When a sitting Mexican senator walks across the border and handcuffs himself to the rule of U.S. law, it is more than a news item — it’s proof that the cartels have long since stopped being mere criminal gangs and have become an enterprise that eats the state from the inside. Senator Enrique Inzunza Cazárez, tied to the Sinaloa Cartel in U.S. indictments and now in DEA custody in San Diego, is the latest example of how deep that rot runs.
Senator Arrested in San Diego: What We Know
Senator Enrique Inzunza Cazárez, a member of Mexico’s ruling party, is accused in U.S. court filings of conspiring to import narcotics and of possessing machine guns and destructive devices. The Sinaloa Cartel faction Los Chapitos shows up by name in the documents. Reports say he turned himself in to U.S. federal agents — an odd move for someone allegedly cozy with cartels unless he’s cutting a deal or his options ran out. Either way, this is not small-time corruption; it is a senior official accused of working with traffickers to move drugs into American communities.
Border Security, Corruption, and U.S. Policy
This arrest drives home a simple point: cartel power is not limited to jungle hideouts and river smuggling. It reaches into statehouses. When governors, senators, and business figures are accused alongside cartel leaders, U.S. border policy cannot be limited to fences and patrols alone. President Trump’s law-and-order stance — backing strong enforcement, extraditions, and targeting cartel financial networks — looks more relevant than ever. The U.S. must keep pressure on traffickers and the officials who shield them, while also beefing up cooperation where it’s honest and effective.

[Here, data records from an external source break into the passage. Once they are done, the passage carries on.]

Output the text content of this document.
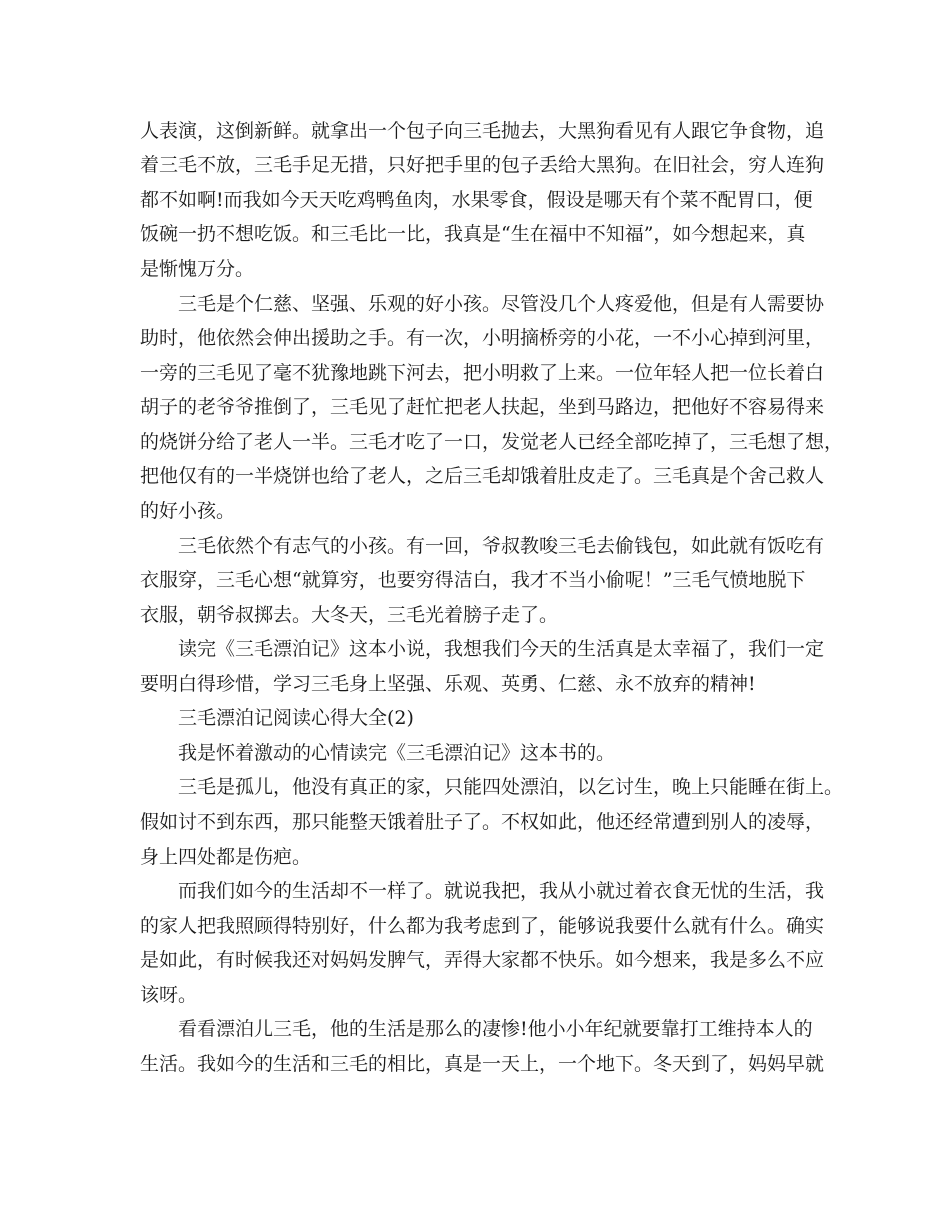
人表演，这倒新鲜。就拿出一个包子向三毛抛去，大黑狗看见有人跟它争食物，追
着三毛不放，三毛手足无措，只好把手里的包子丢给大黑狗。在旧社会，穷人连狗
都不如啊!而我如今天天吃鸡鸭鱼肉，水果零食，假设是哪天有个菜不配胃口，便
饭碗一扔不想吃饭。和三毛比一比，我真是“生在福中不知福”，如今想起来，真
是惭愧万分。
三毛是个仁慈、坚强、乐观的好小孩。尽管没几个人疼爱他，但是有人需要协
助时，他依然会伸出援助之手。有一次，小明摘桥旁的小花，一不小心掉到河里，
一旁的三毛见了毫不犹豫地跳下河去，把小明救了上来。一位年轻人把一位长着白
胡子的老爷爷推倒了，三毛见了赶忙把老人扶起，坐到马路边，把他好不容易得来
的烧饼分给了老人一半。三毛才吃了一口，发觉老人已经全部吃掉了，三毛想了想，
把他仅有的一半烧饼也给了老人，之后三毛却饿着肚皮走了。三毛真是个舍己救人
的好小孩。
三毛依然个有志气的小孩。有一回，爷叔教唆三毛去偷钱包，如此就有饭吃有
衣服穿，三毛心想“就算穷，也要穷得洁白，我才不当小偷呢！”三毛气愤地脱下
衣服，朝爷叔掷去。大冬天，三毛光着膀子走了。
读完《三毛漂泊记》这本小说，我想我们今天的生活真是太幸福了，我们一定
要明白得珍惜，学习三毛身上坚强、乐观、英勇、仁慈、永不放弃的精神!
三毛漂泊记阅读心得大全(2)
我是怀着激动的心情读完《三毛漂泊记》这本书的。
三毛是孤儿，他没有真正的家，只能四处漂泊，以乞讨生，晚上只能睡在街上。
假如讨不到东西，那只能整天饿着肚子了。不权如此，他还经常遭到别人的凌辱，
身上四处都是伤疤。
而我们如今的生活却不一样了。就说我把，我从小就过着衣食无忧的生活，我
的家人把我照顾得特别好，什么都为我考虑到了，能够说我要什么就有什么。确实
是如此，有时候我还对妈妈发脾气，弄得大家都不快乐。如今想来，我是多么不应
该呀。
看看漂泊儿三毛，他的生活是那么的凄惨!他小小年纪就要靠打工维持本人的
生活。我如今的生活和三毛的相比，真是一天上，一个地下。冬天到了，妈妈早就
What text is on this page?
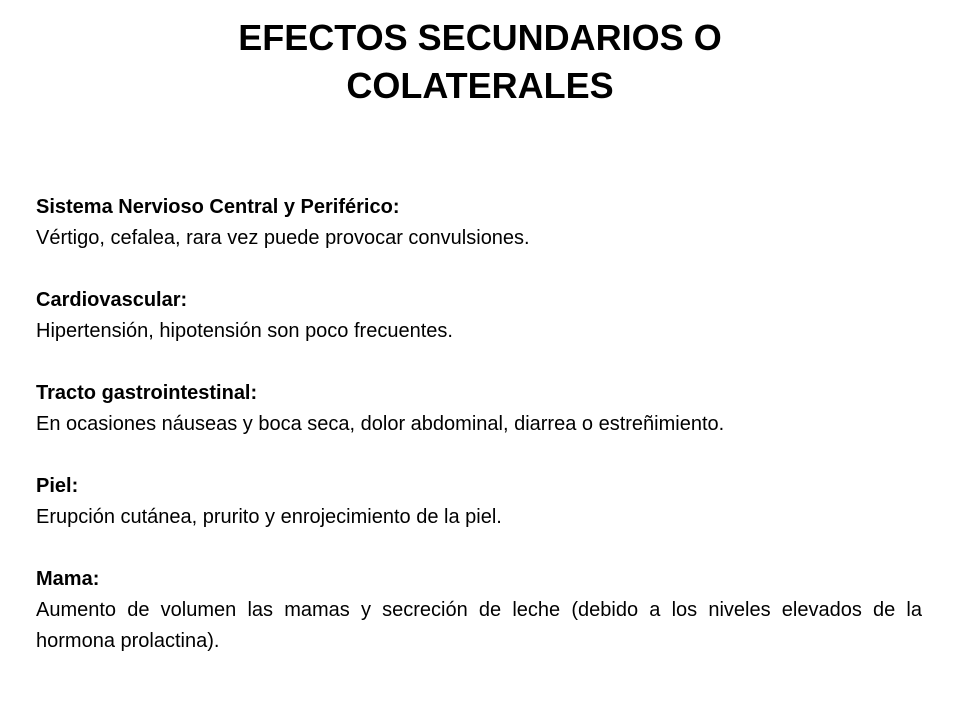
EFECTOS SECUNDARIOS O
COLATERALES
Sistema Nervioso Central y Periférico:
Vértigo, cefalea, rara vez puede provocar convulsiones.
Cardiovascular:
Hipertensión, hipotensión son poco frecuentes.
Tracto gastrointestinal:
En ocasiones náuseas y boca seca, dolor abdominal, diarrea o estreñimiento.
Piel:
Erupción cutánea, prurito y enrojecimiento de la piel.
Mama:
Aumento de volumen las mamas y secreción de leche (debido a los niveles elevados de la hormona prolactina).
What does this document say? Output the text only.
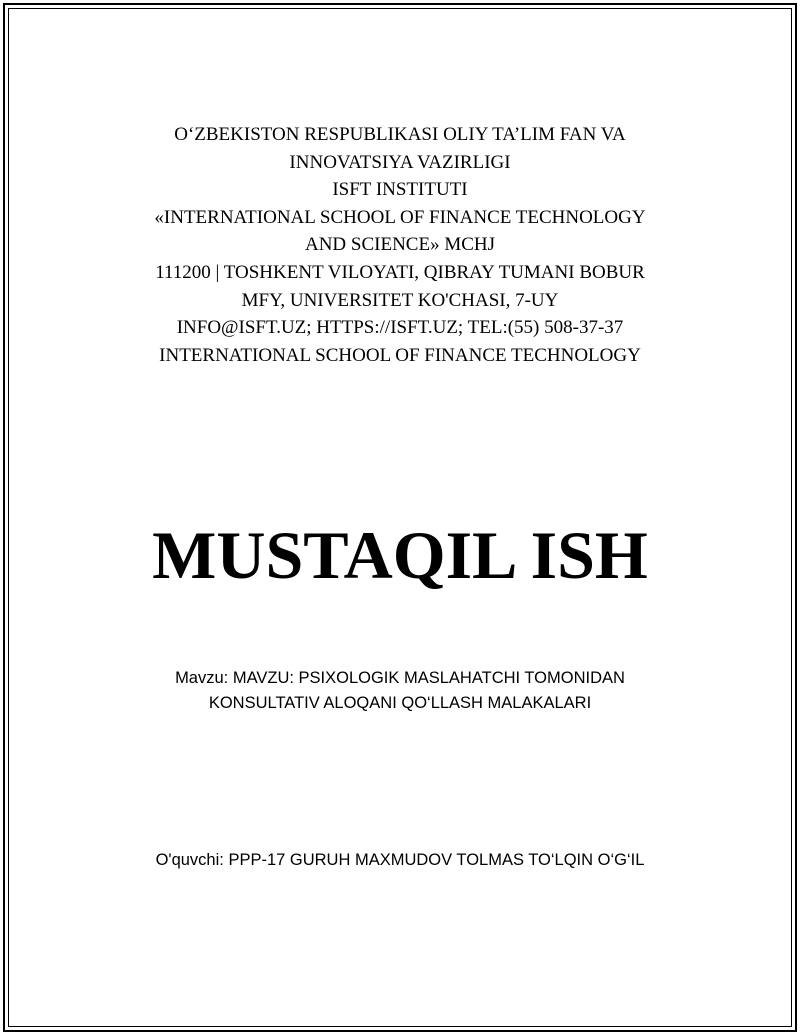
O‘ZBEKISTON RESPUBLIKASI OLIY TA’LIM FAN VA
INNOVATSIYA VAZIRLIGI
ISFT INSTITUTI
«INTERNATIONAL SCHOOL OF FINANCE TECHNOLOGY
AND SCIENCE» MCHJ
111200 | TOSHKENT VILOYATI, QIBRAY TUMANI BOBUR
MFY, UNIVERSITET KO'CHASI, 7-UY
INFO@ISFT.UZ; HTTPS://ISFT.UZ; TEL:(55) 508-37-37
INTERNATIONAL SCHOOL OF FINANCE TECHNOLOGY
MUSTAQIL ISH
Mavzu: MAVZU: PSIXOLOGIK MASLAHATCHI TOMONIDAN
KONSULTATIV ALOQANI QO‘LLASH MALAKALARI
O'quvchi: PPP-17 GURUH MAXMUDOV TOLMAS TO‘LQIN O‘G‘IL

Why We Shouldn’t Kid Ourselves
Cartels are quasi-governmental enterprises in parts of Mexico. They bribe, intimidate, and sometimes replace public institutions. That means the fight is as much political as it is law enforcement. If American cities are to be safer and our border more secure, we need to go after the money, the guns, and the corrupt officials who turn a blind eye. We should applaud agencies that do the hard work — DEA, SDNY prosecutors, and others — and push for more decisive action when governments tolerate or enable criminal networks.
Senator Inzunza Cazárez’s trip to a San Diego court should shake any complacency about the southern border. It’s a reminder that cartels corrupt from the ground up and from the top down. The answer isn’t wishful thinking or weak prosecutions at home; it’s relentless enforcement, smart diplomacy, and cutting off the lifelines of drug trafficking. Let’s not pretend the problem is someone else’s to fix — it’s ours, and it’s time to act like it.